Turner Classic Movies is turning all the Fridays in September over to films from that brief period in the early thirties when the studios thumbed their collective noses at the toothless Production Code and pushed the boundaries of sex, violence, and bad behavior without judgment or consequences in film after film. The iron boot of censorship came down in 1934 and stomped out all that deliciously salacious content, but for a few years Hollywood acknowledged and even flaunted sex between consenting adults (married or not). The films from this era were branded “Forbidden Hollywood” when they were rediscovered and revived for audiences in the 1990s, but today they are better known as Pre-Code. Turner Classic Movies has four full Fridays full of forbidden Pre-Code delights.
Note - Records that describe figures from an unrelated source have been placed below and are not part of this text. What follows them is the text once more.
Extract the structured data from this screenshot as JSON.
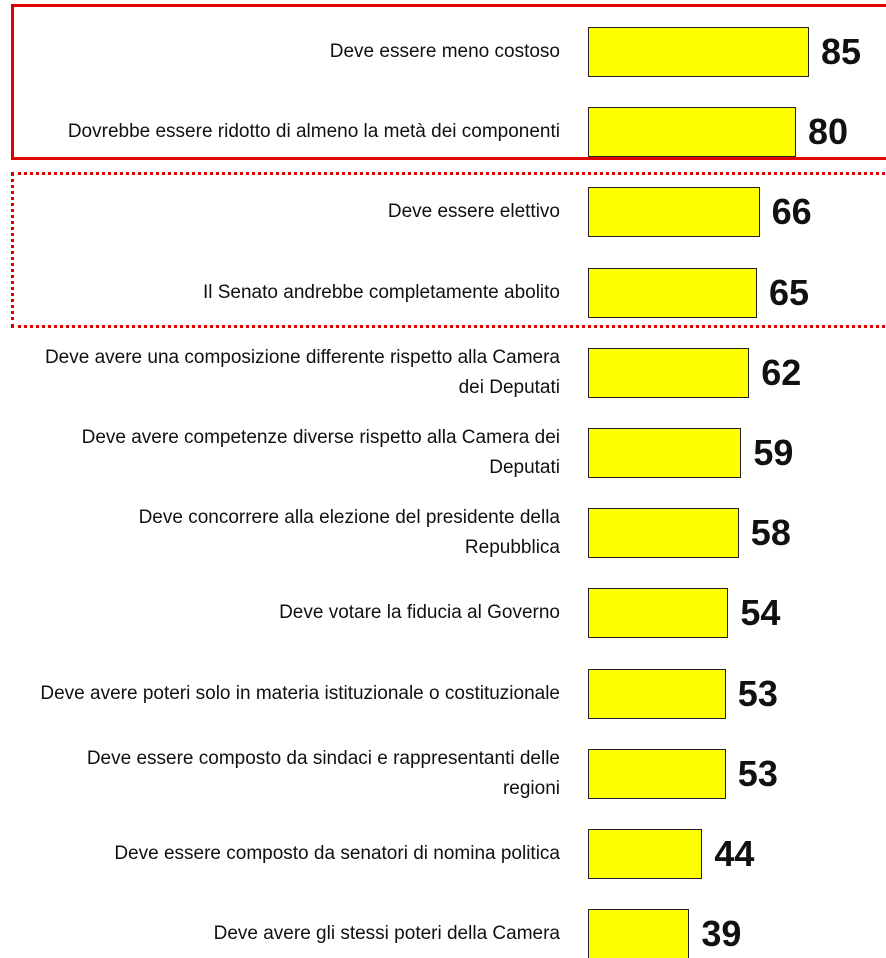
{
  "chart_data": {
    "type": "bar",
    "orientation": "horizontal",
    "color": "#ffff00",
    "categories": [
      "Deve essere meno costoso",
      "Dovrebbe essere ridotto di almeno la metà dei componenti",
      "Deve essere elettivo",
      "Il Senato andrebbe completamente abolito",
      "Deve avere una composizione differente rispetto alla Camera dei Deputati",
      "Deve avere competenze diverse rispetto alla Camera dei Deputati",
      "Deve concorrere alla elezione del presidente della Repubblica",
      "Deve votare la fiducia al Governo",
      "Deve avere poteri solo in materia istituzionale o costituzionale",
      "Deve essere composto da sindaci e rappresentanti delle regioni",
      "Deve essere composto da senatori di nomina politica",
      "Deve avere gli stessi poteri della Camera"
    ],
    "values": [
      85,
      80,
      66,
      65,
      62,
      59,
      58,
      54,
      53,
      53,
      44,
      39
    ]
  }
}
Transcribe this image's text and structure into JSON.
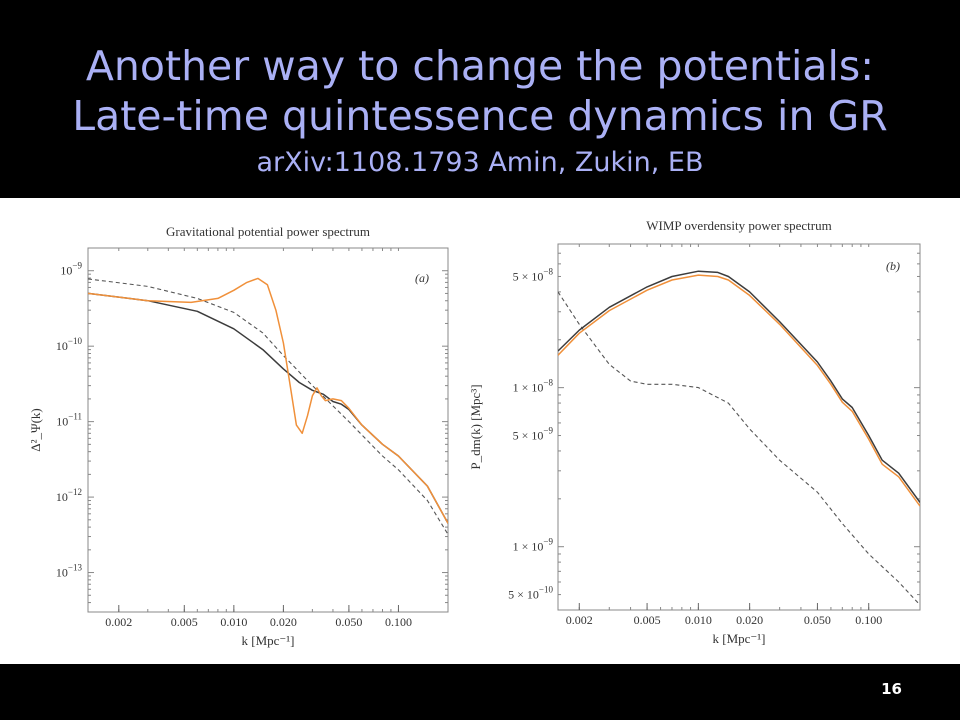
{
  "slide": {
    "title_line1": "Another way to change the potentials:",
    "title_line2": "Late-time quintessence dynamics in GR",
    "subtitle": "arXiv:1108.1793 Amin, Zukin, EB",
    "page_number": "16"
  },
  "colors": {
    "background": "#000000",
    "title": "#aab0f5",
    "orange": "#f0903a",
    "dark": "#3c3c3c"
  },
  "chart_data": [
    {
      "type": "line",
      "title": "Gravitational potential power spectrum",
      "panel_label": "(a)",
      "xlabel": "k [Mpc⁻¹]",
      "ylabel": "Δ²_Ψ(k)",
      "xscale": "log",
      "yscale": "log",
      "xlim": [
        0.0013,
        0.2
      ],
      "ylim": [
        3e-14,
        2e-09
      ],
      "xticks": [
        0.002,
        0.005,
        0.01,
        0.02,
        0.05,
        0.1
      ],
      "xtick_labels": [
        "0.002",
        "0.005",
        "0.010",
        "0.020",
        "0.050",
        "0.100"
      ],
      "yticks": [
        1e-09,
        1e-10,
        1e-11,
        1e-12,
        1e-13
      ],
      "ytick_labels": [
        {
          "base": "10",
          "exp": "−9"
        },
        {
          "base": "10",
          "exp": "−10"
        },
        {
          "base": "10",
          "exp": "−11"
        },
        {
          "base": "10",
          "exp": "−12"
        },
        {
          "base": "10",
          "exp": "−13"
        }
      ],
      "series": [
        {
          "style": "dashed",
          "color": "#555555",
          "x": [
            0.0013,
            0.003,
            0.006,
            0.01,
            0.015,
            0.02,
            0.03,
            0.05,
            0.08,
            0.1,
            0.15,
            0.2
          ],
          "y": [
            7.8e-10,
            6.2e-10,
            4.3e-10,
            2.8e-10,
            1.5e-10,
            7.5e-11,
            3e-11,
            1e-11,
            3.5e-12,
            2.3e-12,
            9e-13,
            3.2e-13
          ]
        },
        {
          "style": "solid",
          "color": "#3c3c3c",
          "x": [
            0.0013,
            0.003,
            0.006,
            0.01,
            0.015,
            0.02,
            0.025,
            0.03,
            0.035,
            0.04,
            0.045,
            0.05,
            0.06,
            0.08,
            0.1,
            0.15,
            0.2
          ],
          "y": [
            5e-10,
            4e-10,
            2.9e-10,
            1.7e-10,
            9e-11,
            5e-11,
            3.3e-11,
            2.6e-11,
            2.3e-11,
            1.85e-11,
            1.7e-11,
            1.45e-11,
            9e-12,
            5e-12,
            3.5e-12,
            1.4e-12,
            4.5e-13
          ]
        },
        {
          "style": "solid",
          "color": "#f0903a",
          "x": [
            0.0013,
            0.003,
            0.0055,
            0.008,
            0.01,
            0.012,
            0.014,
            0.016,
            0.018,
            0.02,
            0.022,
            0.024,
            0.026,
            0.028,
            0.03,
            0.032,
            0.034,
            0.036,
            0.04,
            0.045,
            0.05,
            0.06,
            0.08,
            0.1,
            0.15,
            0.2
          ],
          "y": [
            5e-10,
            4e-10,
            3.8e-10,
            4.3e-10,
            5.5e-10,
            7e-10,
            7.9e-10,
            6.5e-10,
            3e-10,
            1.1e-10,
            3e-11,
            9e-12,
            7e-12,
            1.2e-11,
            2.2e-11,
            2.8e-11,
            2.2e-11,
            1.9e-11,
            2e-11,
            1.9e-11,
            1.5e-11,
            9e-12,
            5e-12,
            3.5e-12,
            1.4e-12,
            4.5e-13
          ]
        }
      ]
    },
    {
      "type": "line",
      "title": "WIMP overdensity power spectrum",
      "panel_label": "(b)",
      "xlabel": "k [Mpc⁻¹]",
      "ylabel": "P_dm(k) [Mpc³]",
      "xscale": "log",
      "yscale": "log",
      "xlim": [
        0.0015,
        0.2
      ],
      "ylim": [
        4e-10,
        8e-08
      ],
      "xticks": [
        0.002,
        0.005,
        0.01,
        0.02,
        0.05,
        0.1
      ],
      "xtick_labels": [
        "0.002",
        "0.005",
        "0.010",
        "0.020",
        "0.050",
        "0.100"
      ],
      "yticks": [
        5e-08,
        1e-08,
        5e-09,
        1e-09,
        5e-10
      ],
      "ytick_labels": [
        {
          "base": "5 × 10",
          "exp": "−8"
        },
        {
          "base": "1 × 10",
          "exp": "−8"
        },
        {
          "base": "5 × 10",
          "exp": "−9"
        },
        {
          "base": "1 × 10",
          "exp": "−9"
        },
        {
          "base": "5 × 10",
          "exp": "−10"
        }
      ],
      "series": [
        {
          "style": "dashed",
          "color": "#555555",
          "x": [
            0.0015,
            0.002,
            0.003,
            0.004,
            0.005,
            0.007,
            0.01,
            0.015,
            0.02,
            0.03,
            0.05,
            0.07,
            0.1,
            0.15,
            0.2
          ],
          "y": [
            4e-08,
            2.5e-08,
            1.4e-08,
            1.1e-08,
            1.05e-08,
            1.05e-08,
            1e-08,
            8e-09,
            5.5e-09,
            3.5e-09,
            2.2e-09,
            1.4e-09,
            9e-10,
            6e-10,
            4.3e-10
          ]
        },
        {
          "style": "solid",
          "color": "#3c3c3c",
          "x": [
            0.0015,
            0.002,
            0.003,
            0.005,
            0.007,
            0.01,
            0.013,
            0.015,
            0.02,
            0.03,
            0.05,
            0.06,
            0.07,
            0.08,
            0.1,
            0.12,
            0.15,
            0.2
          ],
          "y": [
            1.7e-08,
            2.3e-08,
            3.2e-08,
            4.3e-08,
            5e-08,
            5.4e-08,
            5.3e-08,
            5e-08,
            4e-08,
            2.6e-08,
            1.45e-08,
            1.1e-08,
            8.5e-09,
            7.5e-09,
            5e-09,
            3.5e-09,
            2.9e-09,
            1.9e-09
          ]
        },
        {
          "style": "solid",
          "color": "#f0903a",
          "x": [
            0.0015,
            0.002,
            0.003,
            0.005,
            0.007,
            0.01,
            0.013,
            0.015,
            0.02,
            0.03,
            0.05,
            0.06,
            0.07,
            0.08,
            0.1,
            0.12,
            0.15,
            0.2
          ],
          "y": [
            1.6e-08,
            2.2e-08,
            3.05e-08,
            4.1e-08,
            4.75e-08,
            5.1e-08,
            5e-08,
            4.75e-08,
            3.8e-08,
            2.5e-08,
            1.38e-08,
            1.05e-08,
            8.1e-09,
            7.1e-09,
            4.75e-09,
            3.3e-09,
            2.75e-09,
            1.8e-09
          ]
        }
      ]
    }
  ]
}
While there are gems aplenty throughout the month, I’ll spotlight a few of the most interesting and audacious rarities and lesser-known glories, including two from the coming Friday line-up.
Set those DVRs now!
Friday, September 5:
Safe in Hell (1931) – Think of this as a kind of B-movie riff on Sadie Thompson (the original bad girl in the tropics melodrama) directed with a merciless brutality by William Wellman. It stars the largely forgotten Dorothy Mackaill as a scuffed-up, street-smart answer to Miriam Hopkins and she is amazing as the hooker who is whisked off to a Caribbean island to flee a murder charge. The film’s title is no exaggeration; imagine Casablanca as a lice-infested backwater run by mercenary opportunists and filled with the sleaziest criminals to escape a manhunt. They all take their shot at seducing Mackaill, the sole white woman in this island prison, and she shoots them all down with the brash directness of an experienced urban doll who has spent her life fending off passes. Yet somehow the film manages to give them all a shot at redemption when she is tried for murder (it’s a different murder, and yet the same one, in the crazy logic of the melodrama contrivances) and they line up in her defense. Wellman it snappy and sassy as he winds the story from the cynical to the sentimental to the spiritual with equal commitment.